ORDER
JH Joglekar, Member (T)
1. This appeal from the Revenue was argued by Shri JM George, Shri M.A. Patel Consultant appeared for the respondents.
2. The proforma credit of Rs.1.21.182.60 claimed under Notification No.432/86 was denied in the original proceedings, on the observation that the benefit was not available where Napthelene was imported and cleared on payment of CVD. The Commissioner reversed this finding Hence this appeal. The grounds of appeal read as under :
In the first case the permission was granted specifically for indegenious Napthalene only and not for imported Napthalene, so credit on imported Napthalene was not admissible under Rule 56A of C. Ex. Rules, 1944. As such the credit availed on such imported Napthalene is rightly denied in the OIO. The appellate authority has wrongly allowed the credit even such a case.
The assessee had not used the inputs viz. Napthalene falling under Sub-Heading No. 2707.40 for the manufacture of their final product viz. Dye Intermediate falling under Ch.29 but had removed them as such without the prior permission of the competent authority. Therefore the credit taken on Napthalene under set off Noti. No. 432/86 was not admissible”.

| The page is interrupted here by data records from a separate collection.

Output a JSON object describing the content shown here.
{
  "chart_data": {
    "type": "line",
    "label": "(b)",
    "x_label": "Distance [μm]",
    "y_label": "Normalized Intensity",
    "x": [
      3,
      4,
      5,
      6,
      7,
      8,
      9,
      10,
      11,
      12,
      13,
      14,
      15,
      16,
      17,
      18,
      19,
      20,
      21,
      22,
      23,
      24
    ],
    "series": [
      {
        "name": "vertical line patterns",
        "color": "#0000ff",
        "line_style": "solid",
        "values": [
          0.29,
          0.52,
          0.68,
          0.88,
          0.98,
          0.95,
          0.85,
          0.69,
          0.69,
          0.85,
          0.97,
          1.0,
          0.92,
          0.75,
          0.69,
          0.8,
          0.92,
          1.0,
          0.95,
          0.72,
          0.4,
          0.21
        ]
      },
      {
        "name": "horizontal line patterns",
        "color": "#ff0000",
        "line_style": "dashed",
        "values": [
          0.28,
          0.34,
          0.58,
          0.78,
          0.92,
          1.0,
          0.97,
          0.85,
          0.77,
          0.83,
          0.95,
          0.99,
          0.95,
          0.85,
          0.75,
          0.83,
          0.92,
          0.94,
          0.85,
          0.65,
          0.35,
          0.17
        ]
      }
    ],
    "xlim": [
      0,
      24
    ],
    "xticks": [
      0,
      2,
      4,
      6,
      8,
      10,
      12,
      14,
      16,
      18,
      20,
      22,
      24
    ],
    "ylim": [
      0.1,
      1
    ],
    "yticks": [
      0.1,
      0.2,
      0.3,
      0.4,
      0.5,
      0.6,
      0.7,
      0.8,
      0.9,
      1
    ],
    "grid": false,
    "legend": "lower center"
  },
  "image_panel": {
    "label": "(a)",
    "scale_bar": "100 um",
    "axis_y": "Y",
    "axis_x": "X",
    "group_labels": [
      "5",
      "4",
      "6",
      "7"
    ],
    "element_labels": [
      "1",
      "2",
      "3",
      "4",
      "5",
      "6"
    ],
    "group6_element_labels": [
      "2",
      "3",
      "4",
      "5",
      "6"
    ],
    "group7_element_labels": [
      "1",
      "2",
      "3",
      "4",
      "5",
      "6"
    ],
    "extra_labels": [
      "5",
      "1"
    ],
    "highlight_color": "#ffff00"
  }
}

3. The issue stands covered in the Tribunal final Order No. C-I/1742/WZB/2000 dt. 11.5.2000 where the issue was the same and the importers were also the same. (Appeal No. E/898/95-Bom) The Tribunal had held that there was no objection to respondents taking proforma credit of the duty paid. We see no merit in the Revenue appeal on this ground. As regards the other ground Shri M.A. Patel submits that the same does not arise from the proceedings leading to the Commissioner’s order and therefore this cannot become a ground in appeal. We find merit in this plea.
4. In the result, the appeal does not sustain and is dismissed.